Immigration boss scoffs at bribe allegations Mr Masango

Freeman Razemba Senior Reporter
The Immigration Department has said it will remain resolute and steadfast when discharging its duties, despite reports by some disgruntled former officers who have gone on a crusade alleging that the department’s senior management are taking bribes and sexually harassing female workers.

The department said a group of errant and disgruntled former officers led by Nkosana Mtunzi, who were masquerading as suspended employees and making such allegations, were fired through normal procedures for engaging in corrupt activities.

Addressing journalists in Harare on Wednesday, Principal Director Immigration Mr Clemence Masango said they would not be blackmailed and intimidated.

“I would like to reiterate that we will remain resolutely steadfast, he said. No amount of blackmail or smear campaign will derail us from our mandate. We will not be intimidated by paper tigers.”

Mr Masango said the current management had been at the helm of the department since 2007, with a clear mandate to restructure and fight corruption which had plagued the department, especially between 2004 and 2007.

“I believe we have made an impact in fighting corruption, a development which is raising the ire of kingpins of the old era like Nkosana Mtunzi who all along had been doing as they pleased, including engaging in underhand dealings, to the detriment of both the department and the country at large, he said.

“Of course, I am aware that in the process we were bound to create enemies, the diehards bent on maintaining their own old way of doing business. I have no regrets and no one to apologise to for having done my work which I am happy to continue to do.”

Mr Masango said the claim by the former employees that they were still with the department were false and that there was no entity called Immigration Workers’ Representative.

He said Mtunzi in 2010 fraudulently issued status to foreigners before he was charged for the misconduct and reprimanded.

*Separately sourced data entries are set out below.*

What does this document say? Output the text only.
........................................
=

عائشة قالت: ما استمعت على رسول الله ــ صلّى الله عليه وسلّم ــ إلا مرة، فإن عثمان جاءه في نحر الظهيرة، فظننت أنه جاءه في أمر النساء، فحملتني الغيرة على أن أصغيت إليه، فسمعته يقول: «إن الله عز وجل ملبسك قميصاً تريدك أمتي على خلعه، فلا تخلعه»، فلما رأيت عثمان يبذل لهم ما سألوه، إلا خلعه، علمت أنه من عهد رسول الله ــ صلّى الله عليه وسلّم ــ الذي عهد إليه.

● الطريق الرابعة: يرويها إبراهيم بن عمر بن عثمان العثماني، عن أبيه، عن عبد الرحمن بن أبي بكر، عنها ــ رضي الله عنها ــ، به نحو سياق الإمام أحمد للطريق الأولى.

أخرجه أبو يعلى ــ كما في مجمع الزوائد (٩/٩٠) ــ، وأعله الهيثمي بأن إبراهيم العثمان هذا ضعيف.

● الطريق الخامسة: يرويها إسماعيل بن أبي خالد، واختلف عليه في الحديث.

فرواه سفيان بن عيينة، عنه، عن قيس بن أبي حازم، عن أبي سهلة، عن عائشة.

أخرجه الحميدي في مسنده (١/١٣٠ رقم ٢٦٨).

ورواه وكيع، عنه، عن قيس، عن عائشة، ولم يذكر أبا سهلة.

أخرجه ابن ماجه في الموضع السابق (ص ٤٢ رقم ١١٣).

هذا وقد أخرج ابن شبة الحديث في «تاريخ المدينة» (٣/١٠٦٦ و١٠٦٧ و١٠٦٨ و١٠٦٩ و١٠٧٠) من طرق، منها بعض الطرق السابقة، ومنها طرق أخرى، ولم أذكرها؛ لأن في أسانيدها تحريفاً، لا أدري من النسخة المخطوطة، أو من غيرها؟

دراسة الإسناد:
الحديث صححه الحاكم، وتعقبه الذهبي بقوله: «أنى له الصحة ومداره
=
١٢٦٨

Mtunzi was later re-deployed to Nyamapanda Border Post and he refused to be deployed since 2010.

He took the department to court on several occasions and had not been reporting for work.

The department’s deputy director administration Mr Stephen Museki said the other former employees were fired for allowing undeserving foreigners into the country, producing fake business viability assessments and short changing foreigners at ports of entry, incidences which were detected on CCTV.

The fired workers are Peter Kufakunesu Chirume, Aaron Togarepi, Robert Williams, Sheilla Moyo, Emily Nyadziso Mupeti and Lydpa Munhanga.

Mr Museki said the department had been on a crusade to fight corruption without fear or favour and this explained the reactions by the former employees who had been involved in underhand dealings.

“We have no intention to give up the fight and we have been further strengthened in our resolve by the rallying voice of the new dispensation against corruption,” he said.

Mr Museki said strategies that had so far been devised by management to plug out financial leakages had resulted in a sharp rise in revenue collections on behalf of the Treasury.